Posts by chewitt

    Kodi Piers (22) now contains some major changes to how Kodi handles GUI/video output on Linux. Most changes are addressing functional and feature gaps in GLES/GL rendering support. However they also cleanup older VAAPI code and fix bugs. I guarantee there are also more bugs to be found and hopefully fixed.

    In short: Kodi has changed. Users with configurations that previously relied on fallbacks/quirks/bugs may find their configuration needs to be adjusted as the dependent fallbacks/quirks/bugs have changed or no longer exist.

    Using D2P (as you were) is wrong for an Intel GPU device, it should use EGL. It's unclear if you were also trying to use DRMPRIME paths but that would also be wrong. Your old config was dependent on a load of fallbacks and quirks. Kodi settings needs tweaking to force EGL output and hide the wrong settings when using VAAPI .. it's on a to-do list.

    If you configure Kodi for 4K desktop with only 4K whitelist entries Kodi will upscale everything to 4K. If you configure Kodi for 1080p desktop and provide 4K and 1080p whitelist entries Kodi will scale anything under 1080p to 1080p and will render 4K at the native media resolution; this is generally considered "best practice" as Kodi is not modifying the original media (1080p and up) and most TV's are better at scaling 1080p to 4K than Kodi. Running a 1080p desktop normally means the GUI looks sharper and the HTPC device uses less CPU/IO resources resulting in smoother navigation.

    In summary: something in the Alpha state development release you are using has changed. You have been advised of a different and better configuration to use. You have confirmed that different and better configuration works. However you are unhappy at having a different configuration.

    "You can please some of the people some of the time, not all the people all the time"

    /shrug

    • Are the two USB drives powered from the USB ports on the board or they have external PSU(s)?
    • What is 5V/?A spec of the PSU?
    • If you remove one of the drives does the remote appear reliably?
    • If you scan the bus with lsusb -tv is the remote USB dongle listed; and does the remote now work?

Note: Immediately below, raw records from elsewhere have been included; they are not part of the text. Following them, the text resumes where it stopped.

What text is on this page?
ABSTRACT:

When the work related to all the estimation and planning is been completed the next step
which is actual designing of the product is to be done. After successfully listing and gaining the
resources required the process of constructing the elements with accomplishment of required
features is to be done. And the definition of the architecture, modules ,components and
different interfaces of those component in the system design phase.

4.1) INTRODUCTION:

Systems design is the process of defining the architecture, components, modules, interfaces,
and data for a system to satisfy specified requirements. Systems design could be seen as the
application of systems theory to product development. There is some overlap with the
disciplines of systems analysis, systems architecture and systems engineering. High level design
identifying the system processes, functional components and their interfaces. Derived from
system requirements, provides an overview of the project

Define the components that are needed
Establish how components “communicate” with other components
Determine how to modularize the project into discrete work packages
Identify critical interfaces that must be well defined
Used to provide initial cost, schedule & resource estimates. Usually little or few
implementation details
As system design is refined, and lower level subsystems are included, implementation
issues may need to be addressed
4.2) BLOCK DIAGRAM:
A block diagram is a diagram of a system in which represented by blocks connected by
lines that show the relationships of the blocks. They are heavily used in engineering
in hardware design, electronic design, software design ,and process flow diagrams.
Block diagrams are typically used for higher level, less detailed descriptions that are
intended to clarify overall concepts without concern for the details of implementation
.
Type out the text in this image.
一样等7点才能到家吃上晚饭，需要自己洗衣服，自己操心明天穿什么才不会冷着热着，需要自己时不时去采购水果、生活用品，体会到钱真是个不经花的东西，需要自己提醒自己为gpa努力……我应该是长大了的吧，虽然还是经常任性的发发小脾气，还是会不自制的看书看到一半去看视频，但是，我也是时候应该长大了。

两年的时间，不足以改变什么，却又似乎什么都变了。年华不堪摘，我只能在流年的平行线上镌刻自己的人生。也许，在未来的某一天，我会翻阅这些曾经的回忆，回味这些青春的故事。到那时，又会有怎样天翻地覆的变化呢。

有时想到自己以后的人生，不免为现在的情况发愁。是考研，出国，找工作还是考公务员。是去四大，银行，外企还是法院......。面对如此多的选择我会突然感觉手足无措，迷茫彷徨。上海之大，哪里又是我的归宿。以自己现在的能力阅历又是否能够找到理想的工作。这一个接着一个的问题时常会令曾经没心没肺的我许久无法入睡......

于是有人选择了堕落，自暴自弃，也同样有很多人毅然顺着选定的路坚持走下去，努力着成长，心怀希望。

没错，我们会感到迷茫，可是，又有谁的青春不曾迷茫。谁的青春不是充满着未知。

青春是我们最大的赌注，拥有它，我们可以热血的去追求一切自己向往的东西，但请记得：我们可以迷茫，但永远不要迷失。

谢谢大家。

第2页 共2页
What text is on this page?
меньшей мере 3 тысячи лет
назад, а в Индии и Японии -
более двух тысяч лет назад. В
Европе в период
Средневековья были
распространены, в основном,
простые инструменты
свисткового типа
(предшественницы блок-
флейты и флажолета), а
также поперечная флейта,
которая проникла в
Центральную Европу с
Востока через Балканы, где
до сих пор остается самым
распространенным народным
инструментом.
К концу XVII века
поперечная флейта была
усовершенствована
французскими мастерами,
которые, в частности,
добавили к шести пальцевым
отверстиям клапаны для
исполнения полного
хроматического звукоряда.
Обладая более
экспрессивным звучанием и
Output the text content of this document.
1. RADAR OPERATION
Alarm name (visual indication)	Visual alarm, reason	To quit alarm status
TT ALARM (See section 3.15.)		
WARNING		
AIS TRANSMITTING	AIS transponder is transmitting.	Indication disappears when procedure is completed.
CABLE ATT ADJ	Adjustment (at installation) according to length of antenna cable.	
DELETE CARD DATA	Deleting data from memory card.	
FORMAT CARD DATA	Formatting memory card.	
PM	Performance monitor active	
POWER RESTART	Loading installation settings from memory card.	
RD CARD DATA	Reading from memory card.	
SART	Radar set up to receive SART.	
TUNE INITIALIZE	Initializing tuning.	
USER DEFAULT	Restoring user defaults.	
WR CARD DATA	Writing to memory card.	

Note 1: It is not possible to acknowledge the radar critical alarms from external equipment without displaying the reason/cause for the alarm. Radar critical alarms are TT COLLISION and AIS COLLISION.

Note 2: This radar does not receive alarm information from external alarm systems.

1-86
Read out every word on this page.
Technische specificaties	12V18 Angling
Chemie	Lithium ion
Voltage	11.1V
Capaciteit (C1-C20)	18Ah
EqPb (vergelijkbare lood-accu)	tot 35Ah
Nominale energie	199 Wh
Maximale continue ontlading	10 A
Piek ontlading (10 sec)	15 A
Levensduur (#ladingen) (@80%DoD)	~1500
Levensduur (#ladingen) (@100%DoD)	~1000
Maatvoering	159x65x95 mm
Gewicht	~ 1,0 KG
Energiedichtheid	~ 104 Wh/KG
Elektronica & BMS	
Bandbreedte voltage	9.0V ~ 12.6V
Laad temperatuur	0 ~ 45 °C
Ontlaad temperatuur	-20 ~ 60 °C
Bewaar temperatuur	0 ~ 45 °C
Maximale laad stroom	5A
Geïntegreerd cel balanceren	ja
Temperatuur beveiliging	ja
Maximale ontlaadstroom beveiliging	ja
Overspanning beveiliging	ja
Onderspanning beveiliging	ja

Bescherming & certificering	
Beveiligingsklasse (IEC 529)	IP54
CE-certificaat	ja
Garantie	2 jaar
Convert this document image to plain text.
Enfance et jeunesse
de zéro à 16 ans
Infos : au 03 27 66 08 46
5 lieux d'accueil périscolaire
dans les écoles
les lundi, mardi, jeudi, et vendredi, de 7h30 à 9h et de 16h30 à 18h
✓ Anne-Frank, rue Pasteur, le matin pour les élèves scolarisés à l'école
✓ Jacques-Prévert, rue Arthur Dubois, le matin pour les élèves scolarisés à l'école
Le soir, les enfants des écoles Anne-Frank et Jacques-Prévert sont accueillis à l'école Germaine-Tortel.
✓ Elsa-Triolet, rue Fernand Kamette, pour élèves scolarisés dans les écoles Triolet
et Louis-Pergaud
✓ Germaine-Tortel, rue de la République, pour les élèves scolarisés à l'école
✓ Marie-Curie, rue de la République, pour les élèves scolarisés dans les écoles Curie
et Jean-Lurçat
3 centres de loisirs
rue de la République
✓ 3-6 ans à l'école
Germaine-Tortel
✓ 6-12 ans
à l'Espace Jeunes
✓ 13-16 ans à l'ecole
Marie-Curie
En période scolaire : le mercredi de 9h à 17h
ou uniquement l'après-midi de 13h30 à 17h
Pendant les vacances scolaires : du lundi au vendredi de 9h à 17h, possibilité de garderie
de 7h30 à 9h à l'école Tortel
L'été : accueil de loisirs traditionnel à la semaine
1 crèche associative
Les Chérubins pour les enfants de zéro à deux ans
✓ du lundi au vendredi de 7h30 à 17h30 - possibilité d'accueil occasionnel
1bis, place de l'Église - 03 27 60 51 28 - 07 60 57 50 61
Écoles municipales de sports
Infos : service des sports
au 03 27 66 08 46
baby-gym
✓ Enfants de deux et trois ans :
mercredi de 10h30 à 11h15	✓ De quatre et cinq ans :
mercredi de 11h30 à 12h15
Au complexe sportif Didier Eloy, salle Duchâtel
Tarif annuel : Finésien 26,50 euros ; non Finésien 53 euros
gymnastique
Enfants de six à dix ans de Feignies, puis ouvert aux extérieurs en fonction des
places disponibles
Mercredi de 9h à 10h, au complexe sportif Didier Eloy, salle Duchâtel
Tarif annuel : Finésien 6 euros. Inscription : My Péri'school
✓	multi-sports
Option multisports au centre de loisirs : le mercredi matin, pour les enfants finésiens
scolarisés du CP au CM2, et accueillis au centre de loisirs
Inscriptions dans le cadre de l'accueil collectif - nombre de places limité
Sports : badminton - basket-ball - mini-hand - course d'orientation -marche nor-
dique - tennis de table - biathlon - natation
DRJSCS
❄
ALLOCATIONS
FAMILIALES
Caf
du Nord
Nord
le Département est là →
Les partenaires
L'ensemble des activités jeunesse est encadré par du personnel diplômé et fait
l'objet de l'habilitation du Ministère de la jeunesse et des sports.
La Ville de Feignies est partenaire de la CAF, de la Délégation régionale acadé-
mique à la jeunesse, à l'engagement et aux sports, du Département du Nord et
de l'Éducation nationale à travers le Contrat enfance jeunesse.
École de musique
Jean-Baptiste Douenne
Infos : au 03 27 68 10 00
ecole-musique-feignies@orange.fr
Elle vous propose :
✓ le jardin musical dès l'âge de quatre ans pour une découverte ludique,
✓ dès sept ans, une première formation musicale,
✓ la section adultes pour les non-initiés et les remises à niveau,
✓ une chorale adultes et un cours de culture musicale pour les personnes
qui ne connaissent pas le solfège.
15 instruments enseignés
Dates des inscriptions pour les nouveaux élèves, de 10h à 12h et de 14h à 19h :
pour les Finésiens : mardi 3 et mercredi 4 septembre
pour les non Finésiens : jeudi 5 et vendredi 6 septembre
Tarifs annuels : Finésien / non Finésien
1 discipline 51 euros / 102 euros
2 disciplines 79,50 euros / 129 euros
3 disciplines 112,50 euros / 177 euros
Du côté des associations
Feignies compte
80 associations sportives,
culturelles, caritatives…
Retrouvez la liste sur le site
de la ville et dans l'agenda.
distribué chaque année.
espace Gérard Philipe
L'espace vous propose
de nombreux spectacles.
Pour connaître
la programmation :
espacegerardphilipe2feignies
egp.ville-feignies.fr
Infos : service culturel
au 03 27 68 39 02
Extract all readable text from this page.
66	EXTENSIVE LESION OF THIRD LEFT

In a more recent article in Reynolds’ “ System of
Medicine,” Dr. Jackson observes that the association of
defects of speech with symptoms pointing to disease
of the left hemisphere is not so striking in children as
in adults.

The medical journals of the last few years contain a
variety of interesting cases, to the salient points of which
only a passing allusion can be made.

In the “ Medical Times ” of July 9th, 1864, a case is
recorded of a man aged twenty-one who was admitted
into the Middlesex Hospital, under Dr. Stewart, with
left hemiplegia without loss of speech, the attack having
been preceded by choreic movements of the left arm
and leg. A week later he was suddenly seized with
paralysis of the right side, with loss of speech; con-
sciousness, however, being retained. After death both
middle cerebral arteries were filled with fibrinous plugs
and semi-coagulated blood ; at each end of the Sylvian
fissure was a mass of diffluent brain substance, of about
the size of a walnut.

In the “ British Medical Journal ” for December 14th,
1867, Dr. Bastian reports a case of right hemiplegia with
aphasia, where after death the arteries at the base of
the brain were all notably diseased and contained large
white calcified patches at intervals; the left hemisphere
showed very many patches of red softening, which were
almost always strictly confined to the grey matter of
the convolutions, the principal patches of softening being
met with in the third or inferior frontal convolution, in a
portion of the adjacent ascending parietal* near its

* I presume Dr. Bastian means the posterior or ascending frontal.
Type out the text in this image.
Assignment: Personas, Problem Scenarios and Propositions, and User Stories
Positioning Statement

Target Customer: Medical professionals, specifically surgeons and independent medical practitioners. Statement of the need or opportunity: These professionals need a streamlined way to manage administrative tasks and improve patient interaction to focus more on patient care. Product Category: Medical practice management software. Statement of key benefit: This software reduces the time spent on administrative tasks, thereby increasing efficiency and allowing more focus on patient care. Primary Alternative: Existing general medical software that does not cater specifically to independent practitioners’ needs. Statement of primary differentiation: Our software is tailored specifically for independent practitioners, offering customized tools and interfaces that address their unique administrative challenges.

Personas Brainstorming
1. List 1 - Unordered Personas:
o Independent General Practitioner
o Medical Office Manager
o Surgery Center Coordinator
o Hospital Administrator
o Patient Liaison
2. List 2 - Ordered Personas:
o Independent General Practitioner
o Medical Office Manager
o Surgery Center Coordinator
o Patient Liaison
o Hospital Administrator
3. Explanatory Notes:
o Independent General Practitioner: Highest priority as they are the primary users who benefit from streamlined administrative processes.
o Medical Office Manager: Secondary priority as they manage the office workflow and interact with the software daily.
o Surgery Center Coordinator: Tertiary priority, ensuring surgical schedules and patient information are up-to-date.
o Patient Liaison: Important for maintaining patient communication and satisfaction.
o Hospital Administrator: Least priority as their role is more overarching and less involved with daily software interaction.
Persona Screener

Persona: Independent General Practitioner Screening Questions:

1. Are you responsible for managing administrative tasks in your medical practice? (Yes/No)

    If you have two drives powered from the board my hunch would be that when the board is booting and everything is in an active state the drives can pull enough power to result in the remote USB dongle not receiving enough to power on. This is probably a borderline case so it might still work occasionally. If you then remove/reconnect some time after boot the board is now in a less active and more power-stable state so the remote USB dongle reliably works.

    If the hunch is in the correct direction, perhaps using a higher rated PSU might work, e.g. the 5V/5A spec for an RPi5. Or connecting the drives to a powered USB hub, or if one of the drives has as USB 'Y' lead (to draw power from multiple USB ports) connect the non-data plug to an external USB phone charger to reduce power draw from the 4B board.

    Double-check that you are using a current nightly. The latest LE13 images are at the bottom of the page not the top; older images will probably use a repo version that no longer exists on the server.

    If that's not the issue, you need to investigate whatever local-to-your-install networking problem prevents the RPi5 from connecting to the repo (which is live/accessible). If you are using WiFi ensure "wait for network" is enabled with a long enough delay.

    how can I find that out ?

    If the panel advertises 4K modes it has 4K (or more) pixels. If you send it a 1080p signal the internal processor upscales 1080p to the native 4K panel resolution. It does that better than Kodi (and with zero load on the HTPC). Or you have a magic screen that somehow changes its pixel count when you send it a 1080p signal /shrug

    The TV panel is 4K native resolution so the TV has a ton of advanced scaling capabilties. Kodi can also upscale, but they are not as advanced as the TV's ones. So run the GUI at 1080p, allow Kodi to upscale SD media to 1080p, but allow the TV to handle upscaling of 1080p to 4K as it will do a better job.

    • Remove i915.force_probe=!a7a0 xe.force_probe=a7a0 from kernel boot params
    • Add video=HDMI-A-1:1920x1080M@60D to kernel boot params
    • Configure Kodi to run the GUI at 1080@60
    • Configure EGL/VAAPI (not D2P, not DRMPRIME)
    • Configure the whitelist for 3840@60/59.94/50/29.97/25/24/23.976 and 1080@60/59.94/50/24/23.976
    • Configure adjust refresh (start/stop)
    • Configure allow rate doubling

    Then play some media and pastebin another debug log.

    RPi3 hardware is 64-bit capable but media drivers (inherited from RPi1/2) are optimised for arm and on the advice of RPi devs we continue to ship RPi3 as an arm image. RPi4/5 run different drivers that are written and optimised for aarch64 or where the small performance difference doesn't hurt.

    If you disable auto update mode (which only auto-updates minor updates) in the GUI and then manually choose to update to LE12.2, the file downloaded and used for the update is the .tar file. If you download from the website the .img.gz file can be used.